Calculate the P-value


# I made an object `res` to summarize the average, standard deviation, and number of polls for the two pollsters.
res <- polls %>% group_by(pollster) %>% summarize(avg = mean(spread), s = sd(spread), N = n()) 
#> Error in polls %>% group_by(pollster) %>% summarize(avg = mean(spread), : could not find function "%>%"

# The variables `estimate` and `se_hat` contain the spread estimates and standard error, respectively.
estimate <- res$avg[2] - res$avg[1]
#> Error in eval(expr, envir, enclos): object 'res' not found
se_hat <- sqrt(res$s[2]^2/res$N[2] + res$s[1]^2/res$N[1])
#> Error in eval(expr, envir, enclos): object 'res' not found

# Calculate the p-value
1 - pnorm((estimate/se_hat) - pnorm(-estimate/se_hat)*2)    
#> Error in pnorm((estimate/se_hat) - pnorm(-estimate/se_hat) * 2): object 'estimate' not found

What I am trying to do: Compute a p-value to relay the fact that chance does not explain the observed pollster effect.

How I am trying to calculate the p-value: Use the pnorm function to calculate the probability that a random value is larger than the observed ratio of the estimate to the standard error.
Multiply the probability by 2, because this is the two-tailed test.

subtracting the 'pnorm' result from 1 and multiplying by 2.

After the first error (the error in the first line) the values you expect are not set. So each step then reports an additional error. The first error is you need to add "library(dplyr)" to have the dplyr functions defined.

I think another error you are seeing could be a weird effect of a parentheses error in the last line (notice the two open parens in "pnorm((").

Also, all the steps you are working through are wrapped in a higher level function called t.test(). So if, after double checking help(t.test) to see if it is the test you in fact want for your application) I would suggest calling that and pulling results off the returned structure (which you can examine with str()).

1 Like

For your p-value, I might simplify to

2 * pnorm(abs(estimate / se_hat), lower.tail = FALSE)

This takes the tail area to the right of the absolute value of the test statistic and multiplies it by two to get the final p-value.

But if you can pull the p-value from an htest object (such as returned by t.test), it will be a bit simpler.

I guess the dplyr package or whichever package which is needed is already loaded as there are no errors unlike the reprex. my calculation of the p-value is incorrect.

I believe the *2 in your p-value calculation is erroneous.

Also, your parentheses are improperly nested. You are getting the normal probability for estimate/se_hat - pnorm(-estimate/se_hat)*2

The correct form should be 1 - (pnorm(estimate/se_hat) - pnorm(-estimate/se_hat)). Note, however, that this requires that estimate/se_hat be a positive value.

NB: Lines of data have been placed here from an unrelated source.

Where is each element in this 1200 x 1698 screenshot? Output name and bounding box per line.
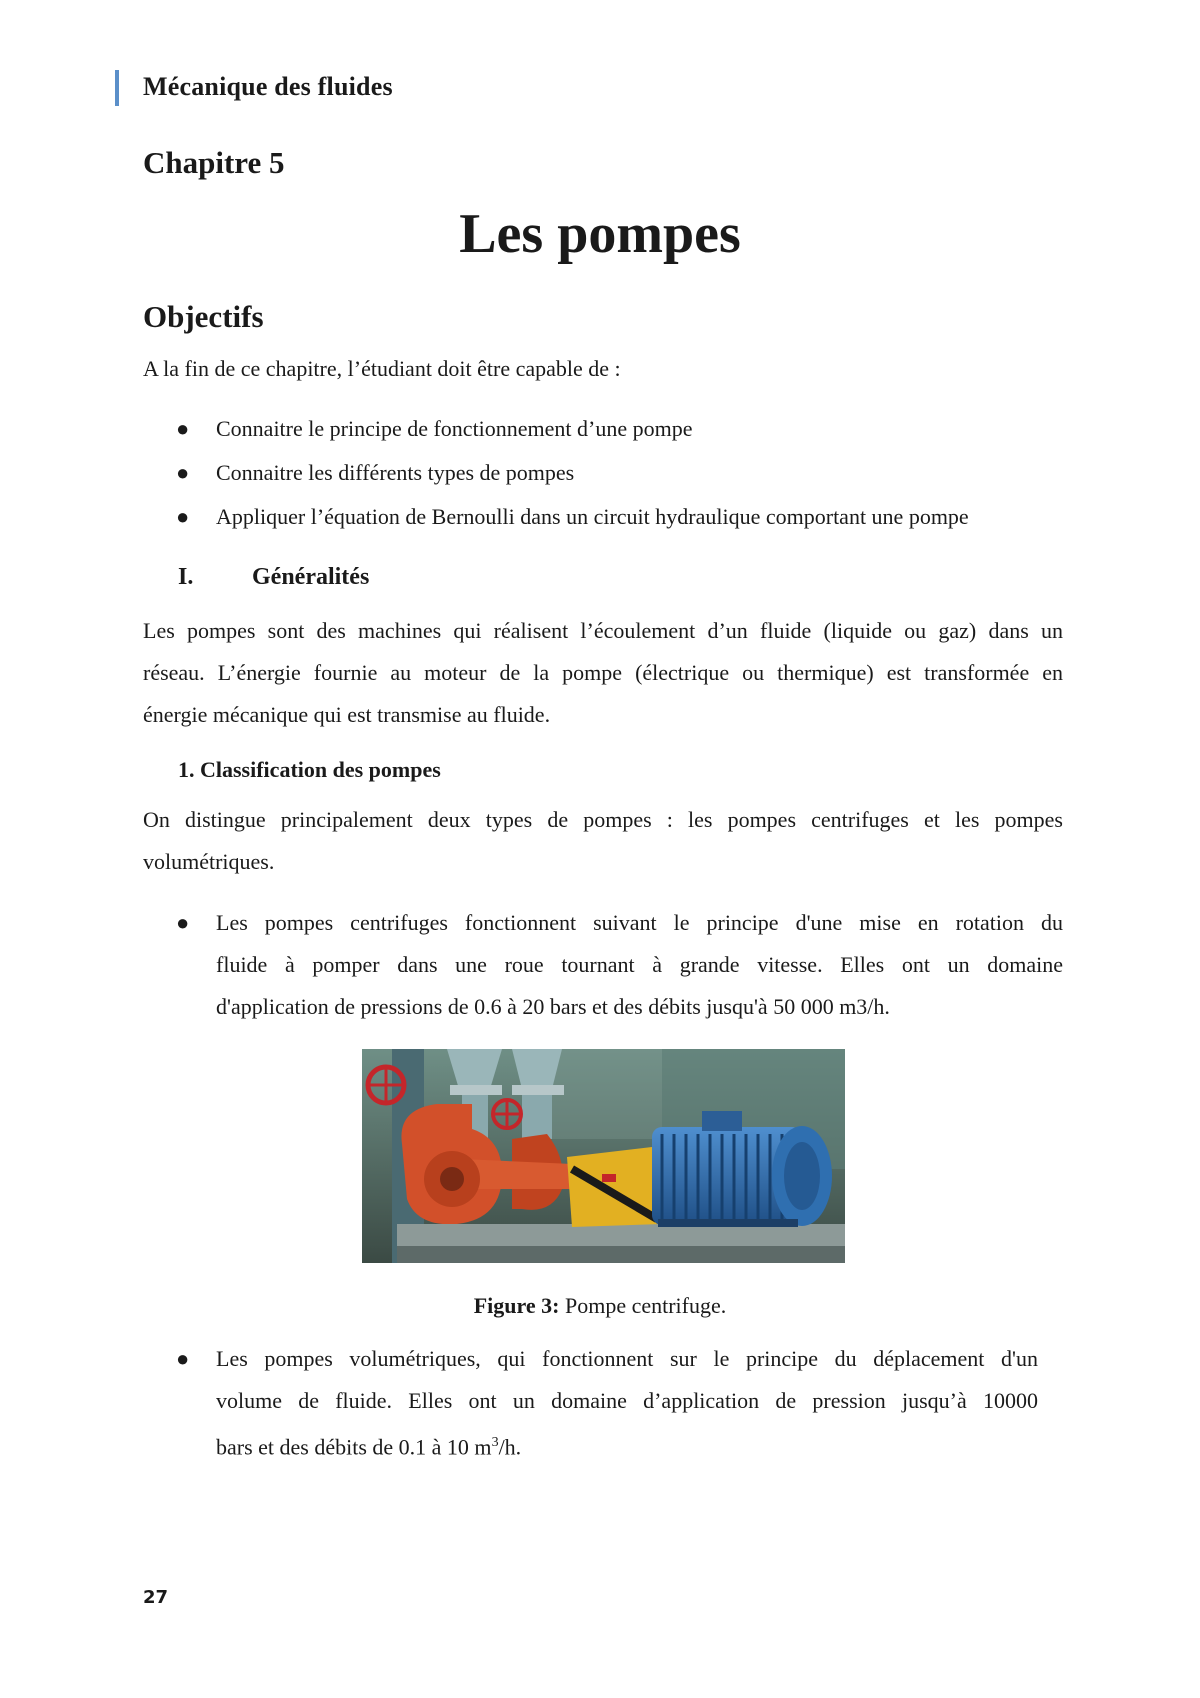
objective-text: Connaitre le principe de fonctionnement d’une pompe bbox=[216, 416, 693, 441]
chapter-title: Les pompes bbox=[459, 203, 741, 265]
bullet-icon: ● bbox=[176, 504, 190, 529]
figure-caption-text: Pompe centrifuge. bbox=[559, 1293, 727, 1318]
paragraph-line: On distingue principalement deux types de pompes : les pompes centrifuges et les pompes bbox=[143, 807, 1063, 832]
bullet-icon: ● bbox=[176, 910, 190, 935]
section-heading bbox=[178, 564, 369, 591]
superscript-exponent: 3 bbox=[491, 1435, 499, 1450]
chapter-label: Chapitre 5 bbox=[143, 145, 285, 180]
subsection-heading bbox=[178, 757, 441, 783]
bullet-icon: ● bbox=[176, 416, 190, 441]
section-title: Généralités bbox=[252, 564, 370, 590]
paragraph-line: Les pompes sont des machines qui réalisent l’écoulement d’un fluide (liquide ou gaz) dans un bbox=[143, 618, 1063, 643]
objective-text: Connaitre les différents types de pompes bbox=[216, 460, 575, 485]
list-line-suffix: /h. bbox=[498, 1434, 522, 1460]
list-line: d'application de pressions de 0.6 à 20 bars et des débits jusqu'à 50 000 m3/h. bbox=[216, 994, 890, 1019]
list-line: Les pompes centrifuges fonctionnent suivant le principe d'une mise en rotation du bbox=[216, 910, 1063, 935]
header-accent-bar bbox=[115, 70, 119, 106]
paragraph-line: volumétriques. bbox=[143, 849, 275, 874]
running-header: Mécanique des fluides bbox=[143, 72, 393, 101]
list-line-prefix: bars et des débits de 0.1 à 10 m bbox=[216, 1434, 492, 1460]
objectives-heading: Objectifs bbox=[143, 299, 264, 334]
bullet-icon: ● bbox=[176, 1346, 190, 1371]
subsection-number: 1. bbox=[178, 757, 195, 782]
page-number: 27 bbox=[143, 1587, 169, 1608]
list-line: Les pompes volumétriques, qui fonctionnent sur le principe du déplacement d'un bbox=[216, 1346, 1038, 1371]
figure-caption bbox=[0, 1293, 1200, 1319]
objectives-intro: A la fin de ce chapitre, l’étudiant doit être capable de : bbox=[143, 356, 621, 381]
figure-image bbox=[362, 1049, 845, 1263]
section-number: I. bbox=[178, 564, 194, 590]
objective-text: Appliquer l’équation de Bernoulli dans un circuit hydraulique comportant une pompe bbox=[216, 504, 969, 529]
list-line bbox=[216, 1422, 1063, 1468]
paragraph-line: énergie mécanique qui est transmise au fluide. bbox=[143, 702, 551, 727]
list-line: volume de fluide. Elles ont un domaine d’application de pression jusqu’à 10000 bbox=[216, 1388, 1038, 1413]
subsection-title: Classification des pompes bbox=[200, 757, 441, 782]
paragraph-line: réseau. L’énergie fournie au moteur de la pompe (électrique ou thermique) est transformée en bbox=[143, 660, 1063, 685]
bullet-icon: ● bbox=[176, 460, 190, 485]
list-line: fluide à pomper dans une roue tournant à grande vitesse. Elles ont un domaine bbox=[216, 952, 1063, 977]
figure-label: Figure 3: bbox=[473, 1293, 560, 1318]
centrifugal-pump-illustration bbox=[362, 1049, 845, 1263]
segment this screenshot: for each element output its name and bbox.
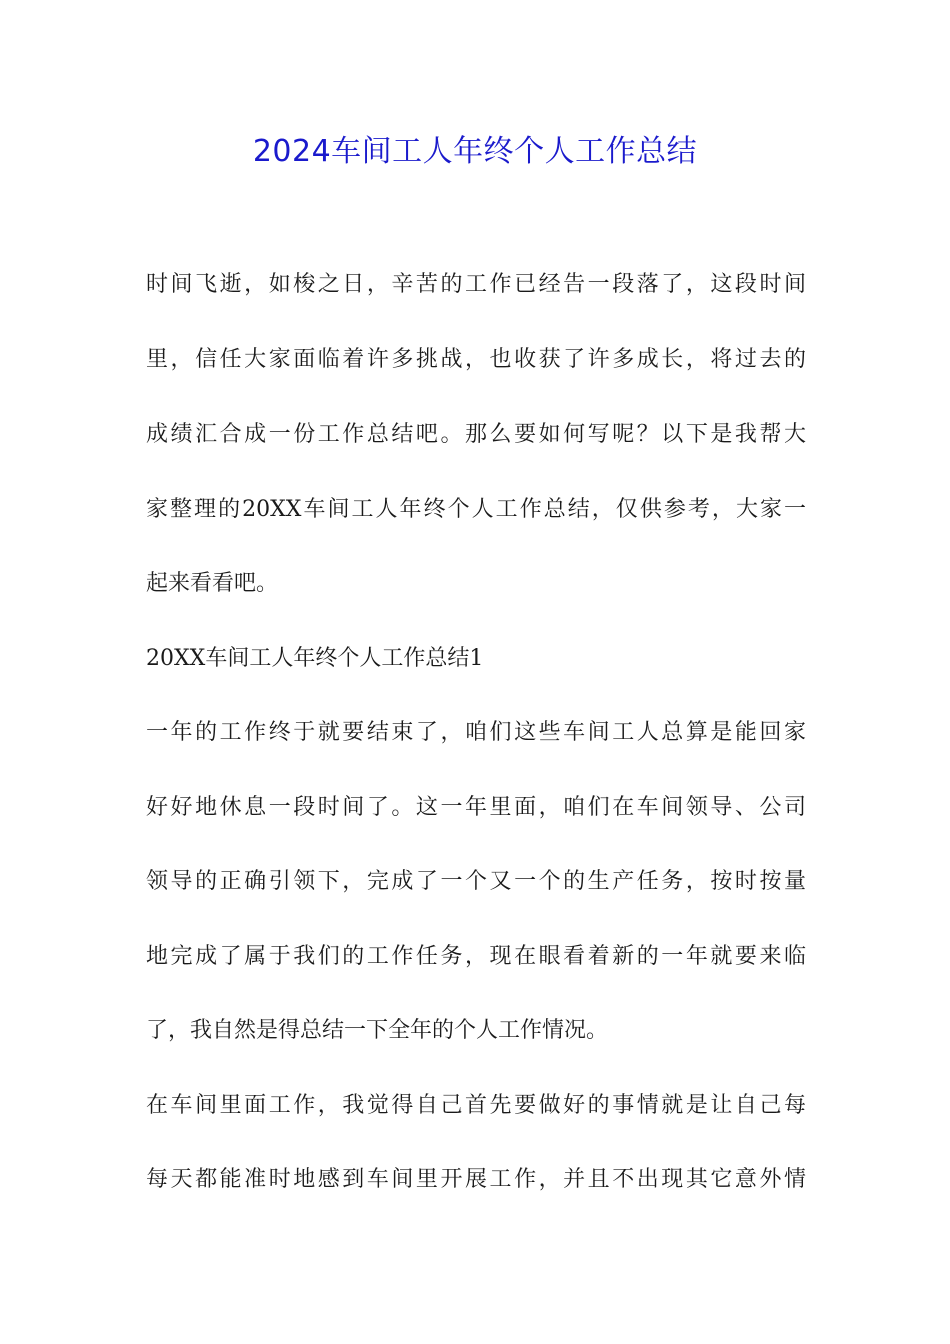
body-line: 家整理的20XX车间工人年终个人工作总结，仅供参考，大家一 [146,497,806,522]
body-line: 在车间里面工作，我觉得自己首先要做好的事情就是让自己每 [146,1093,806,1118]
body-line: 领导的正确引领下，完成了一个又一个的生产任务，按时按量 [146,869,806,894]
body-line: 了，我自然是得总结一下全年的个人工作情况。 [146,1018,609,1043]
body-line: 时间飞逝，如梭之日，辛苦的工作已经告一段落了，这段时间 [146,272,806,297]
body-line: 里，信任大家面临着许多挑战，也收获了许多成长，将过去的 [146,347,806,372]
body-line: 成绩汇合成一份工作总结吧。那么要如何写呢？以下是我帮大 [146,422,806,447]
body-line: 一年的工作终于就要结束了，咱们这些车间工人总算是能回家 [146,720,806,745]
section-heading: 20XX车间工人年终个人工作总结1 [146,646,484,671]
body-line: 好好地休息一段时间了。这一年里面，咱们在车间领导、公司 [146,795,806,820]
body-line: 地完成了属于我们的工作任务，现在眼看着新的一年就要来临 [146,944,806,969]
body-line: 起来看看吧。 [146,571,279,596]
document-title: 2024车间工人年终个人工作总结 [252,134,698,169]
body-line: 每天都能准时地感到车间里开展工作，并且不出现其它意外情 [146,1167,806,1192]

This is why I recommended earlier using a different approach. My suggestion is agnostic to the sign of the test statistic.

1 - (pnorm(estimate/se_hat) - (pnorm(-estimate/se_hat)))

This line passed the autograder. you were right, the *2 was not needed yet it was clearly required in the instructions.

as for the placement of the ( ) , that's an art unto itself as it could make or break the output.